Stuart Franklin was born in Britain in 1956. He received a B.A. in Photography and Film at West Surrey College of Art and Design and a B.A. and Ph.D. in Geography at the University of Oxford. During the 1980s, he worked as a correspondent for Sygma Agence Presse in Paris before joining Magnum Photos in 1985. Franklin is best known for his celebrated photograph of a man defying a tank in Tiananmen Square, China, in 1989, which won a World Press Photo Award. Since 1990, Franklin has completed over 20 assignments for National Geographic. His documentary photography has taken him to Central and South America, China, Southeast Asia, and Europe. Since 2004, he has focused on long-term projects concerned primarily with man and the environment. Franklin's books include The Time of Trees (1999), Hôtel Afrique (2007), Saint-Petersburg (2012), and The Documentary Impulse (2016). With a grant funded by the National Trust, he published Sea Fever, a documentary project about the British coastline, in 2005. Franklin was awarded a professorship in documentary photography in 2016 and was the general chair of the World Press Photo Jury in 2017. In 2021, Franklin won the Medical Journalists' Association Feature of the Year Award for his 2020 story on Covid-19 in the Sunday Times Magazine.
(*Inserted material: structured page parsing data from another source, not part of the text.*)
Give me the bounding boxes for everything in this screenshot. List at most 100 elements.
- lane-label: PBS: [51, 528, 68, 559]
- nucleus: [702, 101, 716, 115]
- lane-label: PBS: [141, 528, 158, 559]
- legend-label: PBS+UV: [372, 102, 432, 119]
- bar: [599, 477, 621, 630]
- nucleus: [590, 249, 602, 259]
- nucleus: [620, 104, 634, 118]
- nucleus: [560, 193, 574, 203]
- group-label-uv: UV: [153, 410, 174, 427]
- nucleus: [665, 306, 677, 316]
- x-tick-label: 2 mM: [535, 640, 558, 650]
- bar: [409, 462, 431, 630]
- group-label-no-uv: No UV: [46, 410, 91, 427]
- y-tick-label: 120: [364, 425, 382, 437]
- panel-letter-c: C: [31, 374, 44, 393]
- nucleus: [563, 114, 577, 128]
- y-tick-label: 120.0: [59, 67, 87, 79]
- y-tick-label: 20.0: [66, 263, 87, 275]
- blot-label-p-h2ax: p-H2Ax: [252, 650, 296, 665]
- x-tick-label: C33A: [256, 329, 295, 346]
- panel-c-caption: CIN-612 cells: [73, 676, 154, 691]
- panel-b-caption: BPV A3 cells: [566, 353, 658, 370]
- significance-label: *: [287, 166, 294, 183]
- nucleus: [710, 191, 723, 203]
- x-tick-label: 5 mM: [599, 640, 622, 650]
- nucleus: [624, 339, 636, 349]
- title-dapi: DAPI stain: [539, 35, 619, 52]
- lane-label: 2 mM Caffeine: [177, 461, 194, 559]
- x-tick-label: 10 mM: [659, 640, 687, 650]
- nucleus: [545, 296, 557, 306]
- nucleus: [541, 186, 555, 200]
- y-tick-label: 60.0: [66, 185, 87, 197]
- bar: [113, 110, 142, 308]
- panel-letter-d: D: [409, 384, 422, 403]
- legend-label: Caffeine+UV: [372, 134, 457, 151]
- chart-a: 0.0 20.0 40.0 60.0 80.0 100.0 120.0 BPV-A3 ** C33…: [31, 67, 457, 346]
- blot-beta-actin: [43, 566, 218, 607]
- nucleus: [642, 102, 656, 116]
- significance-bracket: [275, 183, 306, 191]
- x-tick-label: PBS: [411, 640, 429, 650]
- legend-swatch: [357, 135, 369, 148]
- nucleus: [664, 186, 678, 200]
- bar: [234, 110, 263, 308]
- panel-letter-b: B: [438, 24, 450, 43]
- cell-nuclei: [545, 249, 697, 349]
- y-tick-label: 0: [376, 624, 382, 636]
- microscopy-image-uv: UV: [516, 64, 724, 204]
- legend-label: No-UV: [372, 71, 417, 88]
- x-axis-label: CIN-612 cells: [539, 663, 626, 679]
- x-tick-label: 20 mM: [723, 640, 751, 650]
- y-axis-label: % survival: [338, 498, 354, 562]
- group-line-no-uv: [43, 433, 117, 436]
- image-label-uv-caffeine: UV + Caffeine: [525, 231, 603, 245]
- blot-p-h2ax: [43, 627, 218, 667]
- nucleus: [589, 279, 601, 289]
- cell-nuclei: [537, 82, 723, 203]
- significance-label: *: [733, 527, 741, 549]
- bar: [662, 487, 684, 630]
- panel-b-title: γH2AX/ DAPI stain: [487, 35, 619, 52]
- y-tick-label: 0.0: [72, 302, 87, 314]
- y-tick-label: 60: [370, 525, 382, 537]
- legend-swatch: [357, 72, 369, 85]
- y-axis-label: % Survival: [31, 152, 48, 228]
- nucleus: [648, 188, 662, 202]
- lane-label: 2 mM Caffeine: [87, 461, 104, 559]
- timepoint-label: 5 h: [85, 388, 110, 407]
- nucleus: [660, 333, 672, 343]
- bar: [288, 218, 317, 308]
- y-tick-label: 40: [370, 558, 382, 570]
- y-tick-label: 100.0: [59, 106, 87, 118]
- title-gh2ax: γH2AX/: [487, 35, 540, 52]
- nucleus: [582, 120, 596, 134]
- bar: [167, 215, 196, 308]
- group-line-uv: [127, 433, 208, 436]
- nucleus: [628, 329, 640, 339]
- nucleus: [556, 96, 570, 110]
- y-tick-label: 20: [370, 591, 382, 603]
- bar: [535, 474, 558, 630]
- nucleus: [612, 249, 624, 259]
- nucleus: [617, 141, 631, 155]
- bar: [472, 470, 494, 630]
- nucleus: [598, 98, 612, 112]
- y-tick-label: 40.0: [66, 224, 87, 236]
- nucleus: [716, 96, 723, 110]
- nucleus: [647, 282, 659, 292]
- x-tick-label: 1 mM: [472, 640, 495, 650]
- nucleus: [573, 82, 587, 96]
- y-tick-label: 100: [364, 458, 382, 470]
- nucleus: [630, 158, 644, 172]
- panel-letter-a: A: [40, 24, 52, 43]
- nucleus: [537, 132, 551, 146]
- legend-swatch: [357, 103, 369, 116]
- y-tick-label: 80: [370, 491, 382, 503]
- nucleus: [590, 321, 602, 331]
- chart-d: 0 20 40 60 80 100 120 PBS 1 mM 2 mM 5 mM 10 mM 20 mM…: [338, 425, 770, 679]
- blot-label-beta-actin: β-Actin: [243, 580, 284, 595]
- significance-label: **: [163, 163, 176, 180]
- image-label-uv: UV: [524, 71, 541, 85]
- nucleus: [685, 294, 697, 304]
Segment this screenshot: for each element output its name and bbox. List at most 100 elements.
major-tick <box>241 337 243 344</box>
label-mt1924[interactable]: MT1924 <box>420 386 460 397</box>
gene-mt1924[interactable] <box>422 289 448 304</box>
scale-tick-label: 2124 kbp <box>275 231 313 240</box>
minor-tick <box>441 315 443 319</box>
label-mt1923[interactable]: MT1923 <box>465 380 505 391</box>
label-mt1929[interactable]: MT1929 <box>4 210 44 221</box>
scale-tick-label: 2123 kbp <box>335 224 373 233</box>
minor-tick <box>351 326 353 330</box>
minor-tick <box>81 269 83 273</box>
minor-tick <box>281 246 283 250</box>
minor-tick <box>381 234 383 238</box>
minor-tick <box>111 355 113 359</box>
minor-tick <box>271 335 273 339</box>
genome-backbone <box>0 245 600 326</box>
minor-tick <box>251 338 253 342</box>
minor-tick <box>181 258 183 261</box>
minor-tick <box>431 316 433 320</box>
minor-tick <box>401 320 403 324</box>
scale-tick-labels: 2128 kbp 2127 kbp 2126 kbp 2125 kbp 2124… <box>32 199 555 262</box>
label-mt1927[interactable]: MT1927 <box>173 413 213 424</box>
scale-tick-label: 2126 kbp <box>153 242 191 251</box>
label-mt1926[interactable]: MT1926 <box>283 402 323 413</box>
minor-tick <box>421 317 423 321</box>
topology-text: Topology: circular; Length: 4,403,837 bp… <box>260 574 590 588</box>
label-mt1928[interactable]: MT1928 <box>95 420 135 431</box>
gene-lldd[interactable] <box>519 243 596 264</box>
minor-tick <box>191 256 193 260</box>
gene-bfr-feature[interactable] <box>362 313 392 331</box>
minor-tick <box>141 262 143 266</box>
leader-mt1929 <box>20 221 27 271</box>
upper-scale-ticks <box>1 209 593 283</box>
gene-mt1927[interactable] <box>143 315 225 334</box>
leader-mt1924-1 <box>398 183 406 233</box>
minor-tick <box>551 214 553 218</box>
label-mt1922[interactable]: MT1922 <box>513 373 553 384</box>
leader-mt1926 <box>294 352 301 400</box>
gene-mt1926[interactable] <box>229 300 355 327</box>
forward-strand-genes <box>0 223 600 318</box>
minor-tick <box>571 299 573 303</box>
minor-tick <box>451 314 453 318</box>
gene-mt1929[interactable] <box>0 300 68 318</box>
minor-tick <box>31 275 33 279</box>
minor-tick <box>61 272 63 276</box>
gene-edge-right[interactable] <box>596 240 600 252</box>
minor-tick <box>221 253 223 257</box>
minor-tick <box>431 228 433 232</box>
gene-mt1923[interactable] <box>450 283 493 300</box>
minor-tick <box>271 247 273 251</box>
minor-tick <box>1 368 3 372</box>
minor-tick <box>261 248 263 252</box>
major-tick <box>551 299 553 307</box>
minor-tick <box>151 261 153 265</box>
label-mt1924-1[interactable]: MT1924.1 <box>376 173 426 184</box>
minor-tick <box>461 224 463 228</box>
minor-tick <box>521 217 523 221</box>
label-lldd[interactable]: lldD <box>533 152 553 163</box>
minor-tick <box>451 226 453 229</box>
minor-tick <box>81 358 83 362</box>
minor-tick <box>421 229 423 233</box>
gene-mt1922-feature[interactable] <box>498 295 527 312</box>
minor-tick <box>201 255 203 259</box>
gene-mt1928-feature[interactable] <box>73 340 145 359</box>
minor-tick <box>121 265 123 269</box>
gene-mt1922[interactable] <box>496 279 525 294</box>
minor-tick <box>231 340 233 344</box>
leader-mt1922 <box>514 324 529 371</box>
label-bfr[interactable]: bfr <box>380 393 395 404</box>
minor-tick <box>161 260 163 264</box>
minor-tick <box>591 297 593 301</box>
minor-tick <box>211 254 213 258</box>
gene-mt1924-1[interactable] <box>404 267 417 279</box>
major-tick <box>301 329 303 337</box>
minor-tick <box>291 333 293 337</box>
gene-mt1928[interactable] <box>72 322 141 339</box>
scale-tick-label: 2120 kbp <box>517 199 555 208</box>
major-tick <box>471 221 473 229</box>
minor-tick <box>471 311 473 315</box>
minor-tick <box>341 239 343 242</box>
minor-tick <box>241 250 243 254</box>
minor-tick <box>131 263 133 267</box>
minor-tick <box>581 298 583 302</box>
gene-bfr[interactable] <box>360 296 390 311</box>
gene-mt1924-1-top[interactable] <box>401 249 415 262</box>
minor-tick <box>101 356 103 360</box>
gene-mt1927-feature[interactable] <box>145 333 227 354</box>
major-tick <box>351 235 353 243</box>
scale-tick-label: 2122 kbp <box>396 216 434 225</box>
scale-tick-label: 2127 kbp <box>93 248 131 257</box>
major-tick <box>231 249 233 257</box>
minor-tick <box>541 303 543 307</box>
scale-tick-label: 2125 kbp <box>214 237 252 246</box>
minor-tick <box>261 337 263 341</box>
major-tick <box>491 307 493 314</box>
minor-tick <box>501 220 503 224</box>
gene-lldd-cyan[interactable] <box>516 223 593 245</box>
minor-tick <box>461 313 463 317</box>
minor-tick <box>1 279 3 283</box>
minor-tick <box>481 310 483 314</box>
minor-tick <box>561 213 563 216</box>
John Jacob is the McEvoy Family Curator for Photography at the Smithsonian American Art Museum. He has been director of the Photographic Resource Center at Boston University; director of Legacy Programs at the Magnum Foundation, New York; and director of the Inge Morath Foundation, New York. Jacob’s books include Inge Morath: First Color (2009), Man Ray: Trees + Flowers - Insects Animals (2009), and 2012’s Kodak Girl: From the Martha Cooper Collection, all published by Steidl. Recent exhibitions at the Smithsonian American Art Museum in Washington D.C. include Welcome Home: A Portrait of East Baltimore, 1975–1980 (2021), New on View: Dawoud Bey and William H. Johnson (2020), Trevor Paglen: Sites Unseen (2018), Diane Arbus: A Box of Ten Photographs (2018), and Harlem Heroes: Photographs by Carl Van Vechten (2016).